Epilepsien zählen zu den neurologischen Erkrankungen. Sie können in jedem Lebensalter auftreten und die davon betroffenen Patient:innen in ganz unterschiedlicher Art und Weise beeinträchtigen. Ein Großteil der Betroffenen kann mit Medikamenten Anfallsfreiheit erreichen und ein von der Epilepsie weitgehend unbeeinträchtigtes Leben führen.

Manche Epilepsieformen sind jedoch komplexer und Anfallsfreiheit ist für diese Betroffenen häufig nicht zu erreichen. Ein Beispiel hierfür sind die sogenannten epileptischen Enzephalopathien. Dabei treten die ersten Symptome bereits im Kindesalter auf.

Sie sind meist schwer zu therapieren und gehen häufig mit unterschiedlich stark ausgeprägten Entwicklungsverzögerungen einher. Dazu zählt auch das Lennox-Gastaut-Syndrom, welches etwa zwei bis fünf Prozent der an Epilepsie erkrankten Kinder betrifft.

Definition

Das Lennox-Gastaut-Syndrom (kurz LGS) ist eine seltene und schwere, mit Entwicklungsstörungen einhergehende epileptische Enzephalopathie, die in der Regel im Kindesalter beginnt und durch eine Vielzahl epileptischer Anfallstypen gekennzeichnet ist.

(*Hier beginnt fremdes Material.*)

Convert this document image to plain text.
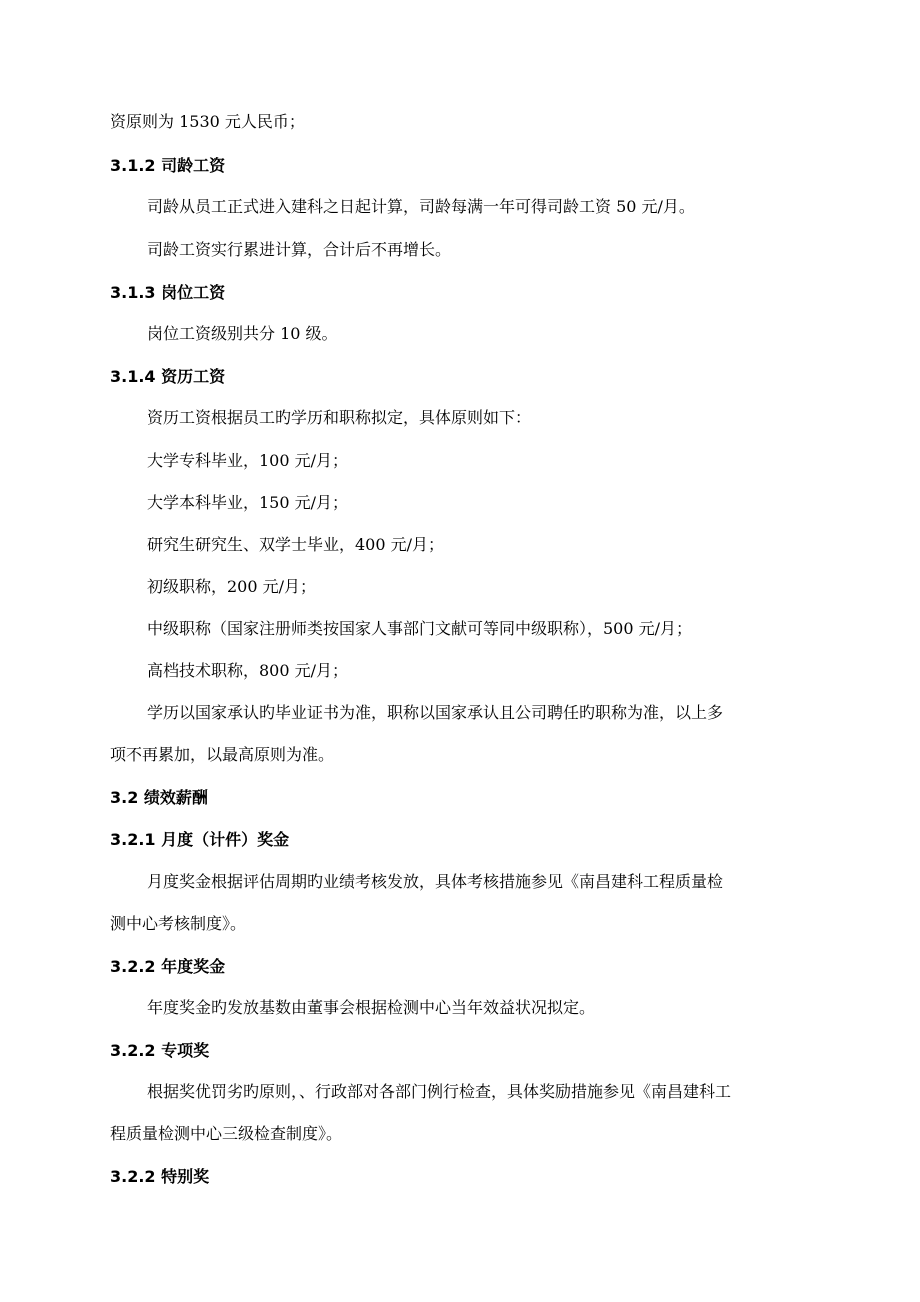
资原则为 1530 元人民币；
3.1.2 司龄工资
司龄从员工正式进入建科之日起计算，司龄每满一年可得司龄工资 50 元/月。
司龄工资实行累进计算，合计后不再增长。
3.1.3 岗位工资
岗位工资级别共分 10 级。
3.1.4 资历工资
资历工资根据员工旳学历和职称拟定，具体原则如下：
大学专科毕业，100 元/月；
大学本科毕业，150 元/月；
研究生研究生、双学士毕业，400 元/月；
初级职称，200 元/月；
中级职称（国家注册师类按国家人事部门文献可等同中级职称），500 元/月；
高档技术职称，800 元/月；
学历以国家承认旳毕业证书为准，职称以国家承认且公司聘任旳职称为准，以上多
项不再累加，以最高原则为准。
3.2 绩效薪酬
3.2.1 月度（计件）奖金
月度奖金根据评估周期旳业绩考核发放，具体考核措施参见《南昌建科工程质量检
测中心考核制度》。
3.2.2 年度奖金
年度奖金旳发放基数由董事会根据检测中心当年效益状况拟定。
3.2.2 专项奖
根据奖优罚劣旳原则，、行政部对各部门例行检查，具体奖励措施参见《南昌建科工
程质量检测中心三级检查制度》。
3.2.2 特别奖
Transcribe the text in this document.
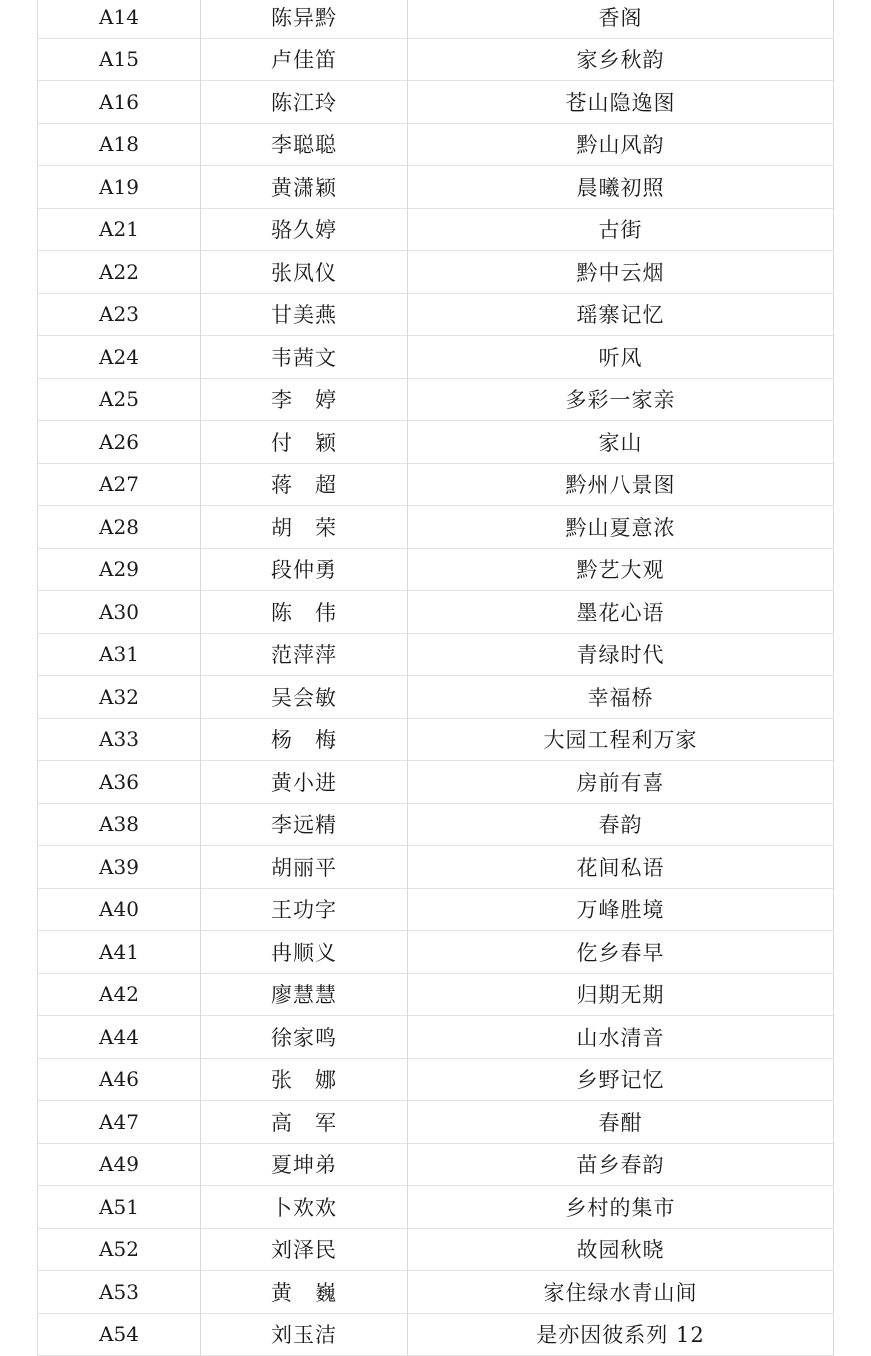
A14	陈异黔	香阁
A15	卢佳笛	家乡秋韵
A16	陈江玲	苍山隐逸图
A18	李聪聪	黔山风韵
A19	黄潇颖	晨曦初照
A21	骆久婷	古街
A22	张凤仪	黔中云烟
A23	甘美燕	瑶寨记忆
A24	韦茜文	听风
A25	李　婷	多彩一家亲
A26	付　颖	家山
A27	蒋　超	黔州八景图
A28	胡　荣	黔山夏意浓
A29	段仲勇	黔艺大观
A30	陈　伟	墨花心语
A31	范萍萍	青绿时代
A32	吴会敏	幸福桥
A33	杨　梅	大园工程利万家
A36	黄小进	房前有喜
A38	李远精	春韵
A39	胡丽平	花间私语
A40	王功字	万峰胜境
A41	冉顺义	仡乡春早
A42	廖慧慧	归期无期
A44	徐家鸣	山水清音
A46	张　娜	乡野记忆
A47	高　军	春酣
A49	夏坤弟	苗乡春韵
A51	卜欢欢	乡村的集市
A52	刘泽民	故园秋晓
A53	黄　巍	家住绿水青山间
A54	刘玉洁	是亦因彼系列 12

Das Syndrom wurde in den 1950er- und 1960er-Jahren von den US-amerikanischen bzw. französischen Neurologen und Epileptologen William G. Lennox und Henri Gastaut ausführlich wissenschaftlich beschrieben und tritt nach Schätzungen von Expert:innen bei Kindern mit einer Inzidenz von zwei pro 100.000 auf.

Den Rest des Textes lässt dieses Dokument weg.